Setelah semua ketentuan yang ada dalam Nota Kesepahaman dipenuhi, selanjutnya ditindaklanjuti dengan perjanjian. Perjanjian ini merupakan pelaksanaan dari Nota Kesepahaman yang ditandatangani di hadapan Sidang Istimewa DPRD Kota Cilegon dan dituangkan dalam bentuk Surat Perjanjian antara Pemerintah Kota Cilegon dengan PT KS Nomor 590/01-HUK/2012 dan Nomor 13/C/DU-KS/KONTR/2012 tentang Pelaksanaan Nota Kesepahaman Antara PT KS (Persero)Tbk dengan Pemkot Cilegon Tentang Percepatan Pelaksanaan Pembangunan Proyek PT Krakatau Posco dan Pembangunan Pelabuhan Pemerintah Kota Cilegon tertanggal 18 Januari 2012. Perjanjian ini, ditandatangani oleh Tb Iman Ariyadi sebagai Walikota Cilegon dan Fazwar Bujang selaku  Direktur Utama PT KS. Adapun yang jadi saksi dan ikut menandatangani yaitu Menteri Perindustrian RI MS Hidayat, Menteri BUMN RI Dahlan Iskan dan Kepala BKPM RI, Gita Wiryawan.

Inti dari Perjanjian tersebut antara lain, Pemkot Cilegon mendapat lahan 45 hektare di Warnasari sebagai ganti lahan Kubangsari seluas 66,5 hektare yang diserahkan kepada PT KS. Pemkot Cilegon mendapat penggantian biaya investasi Pembangunan Pelabuhan sebesar Rp.98.510.879.600,- (Sembilan puluh delapan miliar lima ratus sepuluh juta delapan ratus tujuh puluh sembilan ribu enam ratus rupiah). Adanya Pelaksanaan MoU atau Perjanjian tersebut tentu menjadi kebanggaan masyarakat Cilegon sekaligus sebagai titik kulminasi perjuangan tentang lahan Kubangsari dalam arti bahwa semua permasalahan yang memicu konflik berkepanjangan antara PT KS dan Pemkot Cilegon sudah bisa diselesaikan dengan baik dan tidak ada masalah lagi. Di lain pihak niat untuk menggugat BPN-pun tidak jadi dilayangkan.

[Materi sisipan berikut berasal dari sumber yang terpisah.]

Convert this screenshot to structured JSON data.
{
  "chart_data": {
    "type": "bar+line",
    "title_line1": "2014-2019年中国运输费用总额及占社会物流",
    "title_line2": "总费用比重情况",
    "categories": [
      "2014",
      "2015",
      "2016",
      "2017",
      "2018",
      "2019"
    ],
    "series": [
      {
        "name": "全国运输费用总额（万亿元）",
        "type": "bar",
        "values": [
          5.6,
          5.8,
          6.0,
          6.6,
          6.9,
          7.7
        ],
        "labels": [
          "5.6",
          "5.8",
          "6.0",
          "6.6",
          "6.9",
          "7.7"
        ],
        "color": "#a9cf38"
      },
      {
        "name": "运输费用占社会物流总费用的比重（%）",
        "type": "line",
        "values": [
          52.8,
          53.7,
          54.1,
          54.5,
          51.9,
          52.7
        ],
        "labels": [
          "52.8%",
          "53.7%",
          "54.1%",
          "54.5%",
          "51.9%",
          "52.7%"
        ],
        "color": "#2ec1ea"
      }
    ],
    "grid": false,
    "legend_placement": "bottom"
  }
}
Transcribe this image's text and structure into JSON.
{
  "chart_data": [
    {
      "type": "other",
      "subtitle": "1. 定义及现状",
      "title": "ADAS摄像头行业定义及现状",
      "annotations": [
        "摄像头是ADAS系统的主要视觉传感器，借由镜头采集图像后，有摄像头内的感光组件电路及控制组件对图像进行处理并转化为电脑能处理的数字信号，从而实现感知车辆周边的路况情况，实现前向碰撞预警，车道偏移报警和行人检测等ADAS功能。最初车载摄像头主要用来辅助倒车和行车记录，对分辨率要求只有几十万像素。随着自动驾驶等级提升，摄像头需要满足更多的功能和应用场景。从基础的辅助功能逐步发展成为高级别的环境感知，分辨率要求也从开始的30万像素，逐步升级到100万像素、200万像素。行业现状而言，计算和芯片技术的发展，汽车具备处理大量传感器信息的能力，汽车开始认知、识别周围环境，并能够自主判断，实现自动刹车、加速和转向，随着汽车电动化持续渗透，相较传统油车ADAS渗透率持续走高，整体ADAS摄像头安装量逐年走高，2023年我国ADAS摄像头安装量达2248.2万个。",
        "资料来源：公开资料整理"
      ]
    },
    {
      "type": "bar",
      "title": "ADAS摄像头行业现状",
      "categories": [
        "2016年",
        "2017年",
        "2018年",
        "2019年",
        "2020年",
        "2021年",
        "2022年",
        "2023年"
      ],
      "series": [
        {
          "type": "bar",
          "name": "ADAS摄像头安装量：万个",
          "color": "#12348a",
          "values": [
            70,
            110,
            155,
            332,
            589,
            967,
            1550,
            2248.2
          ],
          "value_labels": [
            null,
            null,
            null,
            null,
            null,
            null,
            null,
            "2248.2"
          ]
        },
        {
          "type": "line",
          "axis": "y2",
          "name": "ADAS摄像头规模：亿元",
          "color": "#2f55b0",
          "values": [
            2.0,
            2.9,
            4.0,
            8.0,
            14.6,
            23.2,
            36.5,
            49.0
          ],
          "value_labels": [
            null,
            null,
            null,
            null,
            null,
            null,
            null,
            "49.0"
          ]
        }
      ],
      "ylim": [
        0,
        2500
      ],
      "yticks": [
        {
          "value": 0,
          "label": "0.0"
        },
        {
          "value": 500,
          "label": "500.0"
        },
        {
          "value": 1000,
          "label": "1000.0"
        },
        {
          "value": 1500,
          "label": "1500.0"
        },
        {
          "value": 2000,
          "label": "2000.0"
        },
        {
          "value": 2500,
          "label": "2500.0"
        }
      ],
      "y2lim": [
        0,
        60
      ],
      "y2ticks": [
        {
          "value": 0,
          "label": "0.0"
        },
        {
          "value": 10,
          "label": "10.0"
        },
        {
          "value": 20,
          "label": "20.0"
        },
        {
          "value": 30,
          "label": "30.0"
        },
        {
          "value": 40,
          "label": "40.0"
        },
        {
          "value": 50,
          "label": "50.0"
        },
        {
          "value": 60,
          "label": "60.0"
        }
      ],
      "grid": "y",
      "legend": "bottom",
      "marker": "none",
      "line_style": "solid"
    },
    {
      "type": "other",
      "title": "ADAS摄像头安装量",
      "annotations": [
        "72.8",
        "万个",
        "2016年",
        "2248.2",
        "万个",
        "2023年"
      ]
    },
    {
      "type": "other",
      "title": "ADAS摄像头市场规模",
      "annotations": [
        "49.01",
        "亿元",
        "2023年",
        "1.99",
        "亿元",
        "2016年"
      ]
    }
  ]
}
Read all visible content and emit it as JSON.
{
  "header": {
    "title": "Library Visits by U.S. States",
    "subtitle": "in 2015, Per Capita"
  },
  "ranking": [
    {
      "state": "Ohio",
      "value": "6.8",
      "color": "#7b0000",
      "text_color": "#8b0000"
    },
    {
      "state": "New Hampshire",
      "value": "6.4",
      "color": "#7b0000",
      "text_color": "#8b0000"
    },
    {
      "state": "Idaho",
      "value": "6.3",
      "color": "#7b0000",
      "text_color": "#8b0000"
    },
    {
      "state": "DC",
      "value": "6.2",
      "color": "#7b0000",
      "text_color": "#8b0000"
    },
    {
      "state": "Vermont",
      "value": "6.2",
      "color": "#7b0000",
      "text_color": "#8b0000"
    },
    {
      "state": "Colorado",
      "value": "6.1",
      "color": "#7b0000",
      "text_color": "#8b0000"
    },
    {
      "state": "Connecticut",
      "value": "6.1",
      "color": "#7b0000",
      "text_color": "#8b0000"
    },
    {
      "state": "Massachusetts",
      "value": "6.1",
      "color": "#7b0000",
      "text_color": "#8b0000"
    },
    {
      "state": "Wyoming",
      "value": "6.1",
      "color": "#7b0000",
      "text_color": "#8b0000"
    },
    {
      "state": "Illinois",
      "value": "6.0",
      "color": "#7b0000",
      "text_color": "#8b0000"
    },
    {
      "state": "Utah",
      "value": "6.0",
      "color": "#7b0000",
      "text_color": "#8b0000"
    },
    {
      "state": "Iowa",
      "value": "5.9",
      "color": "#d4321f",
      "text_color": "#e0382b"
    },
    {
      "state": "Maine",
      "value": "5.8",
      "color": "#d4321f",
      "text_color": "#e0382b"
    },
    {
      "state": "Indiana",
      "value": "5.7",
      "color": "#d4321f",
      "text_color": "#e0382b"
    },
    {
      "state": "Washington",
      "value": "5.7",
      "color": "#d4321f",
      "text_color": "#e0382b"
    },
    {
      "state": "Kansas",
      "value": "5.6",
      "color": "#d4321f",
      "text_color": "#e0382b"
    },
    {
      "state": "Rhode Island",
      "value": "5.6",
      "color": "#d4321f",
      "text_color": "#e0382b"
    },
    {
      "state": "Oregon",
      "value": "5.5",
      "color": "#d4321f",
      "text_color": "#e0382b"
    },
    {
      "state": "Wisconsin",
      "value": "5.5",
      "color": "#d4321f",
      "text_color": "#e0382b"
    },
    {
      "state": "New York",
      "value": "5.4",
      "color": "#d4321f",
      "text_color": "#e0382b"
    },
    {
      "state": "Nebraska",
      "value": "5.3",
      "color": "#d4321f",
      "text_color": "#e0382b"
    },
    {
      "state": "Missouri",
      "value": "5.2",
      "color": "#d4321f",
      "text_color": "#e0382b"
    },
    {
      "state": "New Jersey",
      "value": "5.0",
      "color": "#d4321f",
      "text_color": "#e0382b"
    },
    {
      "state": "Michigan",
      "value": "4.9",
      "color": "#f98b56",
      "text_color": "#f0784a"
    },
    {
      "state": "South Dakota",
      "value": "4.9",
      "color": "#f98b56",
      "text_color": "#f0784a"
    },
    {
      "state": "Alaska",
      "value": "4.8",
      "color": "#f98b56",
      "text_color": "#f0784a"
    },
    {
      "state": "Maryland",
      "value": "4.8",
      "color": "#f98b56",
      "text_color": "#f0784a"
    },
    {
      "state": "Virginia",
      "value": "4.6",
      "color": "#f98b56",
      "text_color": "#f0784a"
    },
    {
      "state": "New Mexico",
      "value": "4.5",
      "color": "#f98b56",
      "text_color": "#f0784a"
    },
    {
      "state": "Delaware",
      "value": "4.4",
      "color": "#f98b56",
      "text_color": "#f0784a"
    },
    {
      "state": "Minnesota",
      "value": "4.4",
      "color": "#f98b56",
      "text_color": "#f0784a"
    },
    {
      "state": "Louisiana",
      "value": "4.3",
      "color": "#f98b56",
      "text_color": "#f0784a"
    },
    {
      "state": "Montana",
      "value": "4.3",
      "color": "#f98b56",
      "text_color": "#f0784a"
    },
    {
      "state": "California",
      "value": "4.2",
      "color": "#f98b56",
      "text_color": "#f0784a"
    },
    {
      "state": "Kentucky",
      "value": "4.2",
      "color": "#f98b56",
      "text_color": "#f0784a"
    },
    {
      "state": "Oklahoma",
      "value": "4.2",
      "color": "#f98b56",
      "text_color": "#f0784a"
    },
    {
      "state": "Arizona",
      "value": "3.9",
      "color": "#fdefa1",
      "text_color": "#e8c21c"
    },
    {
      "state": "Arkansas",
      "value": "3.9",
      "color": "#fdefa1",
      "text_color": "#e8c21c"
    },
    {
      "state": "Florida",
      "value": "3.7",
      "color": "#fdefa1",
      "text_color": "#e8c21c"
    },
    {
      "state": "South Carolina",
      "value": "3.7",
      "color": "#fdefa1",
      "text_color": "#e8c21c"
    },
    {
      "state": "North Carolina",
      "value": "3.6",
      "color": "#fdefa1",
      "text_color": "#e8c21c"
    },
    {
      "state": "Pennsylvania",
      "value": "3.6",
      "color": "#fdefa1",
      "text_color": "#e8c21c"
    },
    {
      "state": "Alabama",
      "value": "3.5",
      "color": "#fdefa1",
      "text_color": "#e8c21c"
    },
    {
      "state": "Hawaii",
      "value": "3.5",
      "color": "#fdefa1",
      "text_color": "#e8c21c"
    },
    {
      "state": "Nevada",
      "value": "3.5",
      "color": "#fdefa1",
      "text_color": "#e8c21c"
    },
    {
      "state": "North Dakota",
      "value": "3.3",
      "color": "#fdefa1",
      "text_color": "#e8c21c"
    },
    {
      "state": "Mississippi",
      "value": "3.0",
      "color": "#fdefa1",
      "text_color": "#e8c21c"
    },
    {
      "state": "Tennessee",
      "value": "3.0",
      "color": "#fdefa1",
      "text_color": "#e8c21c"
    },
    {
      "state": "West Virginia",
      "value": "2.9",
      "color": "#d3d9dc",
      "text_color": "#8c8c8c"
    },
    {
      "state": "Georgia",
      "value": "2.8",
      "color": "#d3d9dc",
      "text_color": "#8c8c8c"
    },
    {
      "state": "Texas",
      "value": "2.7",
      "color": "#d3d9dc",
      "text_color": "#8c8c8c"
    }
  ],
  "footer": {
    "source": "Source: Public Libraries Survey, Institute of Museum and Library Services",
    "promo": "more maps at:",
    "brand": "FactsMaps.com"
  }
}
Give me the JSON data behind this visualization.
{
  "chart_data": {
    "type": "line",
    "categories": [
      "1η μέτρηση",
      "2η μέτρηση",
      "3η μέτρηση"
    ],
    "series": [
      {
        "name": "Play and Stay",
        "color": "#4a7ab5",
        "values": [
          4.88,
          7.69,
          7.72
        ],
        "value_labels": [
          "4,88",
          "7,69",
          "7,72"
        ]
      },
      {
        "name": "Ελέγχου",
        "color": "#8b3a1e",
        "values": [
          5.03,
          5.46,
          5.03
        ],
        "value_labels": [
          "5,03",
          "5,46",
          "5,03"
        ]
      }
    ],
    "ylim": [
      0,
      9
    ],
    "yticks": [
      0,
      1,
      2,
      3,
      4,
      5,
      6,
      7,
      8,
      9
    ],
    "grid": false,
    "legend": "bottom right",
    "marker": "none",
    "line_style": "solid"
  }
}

Namun apa mau dikata, politik adalah politik, apapun bisa terjadi. Dibalik kemenangan perjuangan Kubangsari terdapat duka yang mendalam bagi masyarakat Cilegon. Tak lama setelah adanya Perjanjian Pelaksanaaan Nota Kesepahaman hingga penyerahan secara fisik lahan Warnasari serta keluarnya Hak Pengelolaan Lahan (HPL) Warnasari atas nama Pemkot Cilegon, Tb Aat Syafaat ditetapkan sebagai tersangka oleh KPK atas kasus pembangunan dermaga Kubangsari. Kasus yang menimpa Tb Aat Syafaat ini, merupakan satu pembuktian terhadap apa yang disampaikan Maqdir Ismail sebelumnya soal kriminalisasi. Intinya bahwa adanya kesepakatan penggantian lahan Kubangsari dengan lahan Warnasari, secara materiil menandakan kemenangan pihak Pemkot Cilegon.

Sejarah kemudian mencatat, meski Tb Aat Syafaat dalam persidangan tak pernah mengakui perbuatan sebagaimana dituduhkan, ia tetap dijatuhi hukuman.

Tb Aat Syafaat menerima hukuman itu bukan berarti mengakui perbuatan, tapi menerima sebagai konsekuensi perjuangan dalam rangka mempertahankan sebuah cita-cita besar yakni terwujudnya pembangunan pelabuhan yang kelak bisa untuk mensejahterakan rakyat.

Seiring dengan perjalanan waktu hingga terjadi pergantian kepemimpinan daerah, lahan Warnasari sebagai aset pemerintah, hingga kini belum juga dibangun pelabuhan lantaran banyaknya kendala internal maupun eksternal, baik yang terjadi di PT Pelabuhan Cilegon Mandiri (PCM) sebagai BUMD yang diserahi untuk membangun pelabuhan, maupun di Pemkot Cilegon sebagai pemegang saham. Bahkan saat ini ada kecenderungan lahan itu hanya dijadikan sebagai tempat pembuangan material proyek PT Lotte Chemical Indonesia atau disewakan kepada pihak ketiga.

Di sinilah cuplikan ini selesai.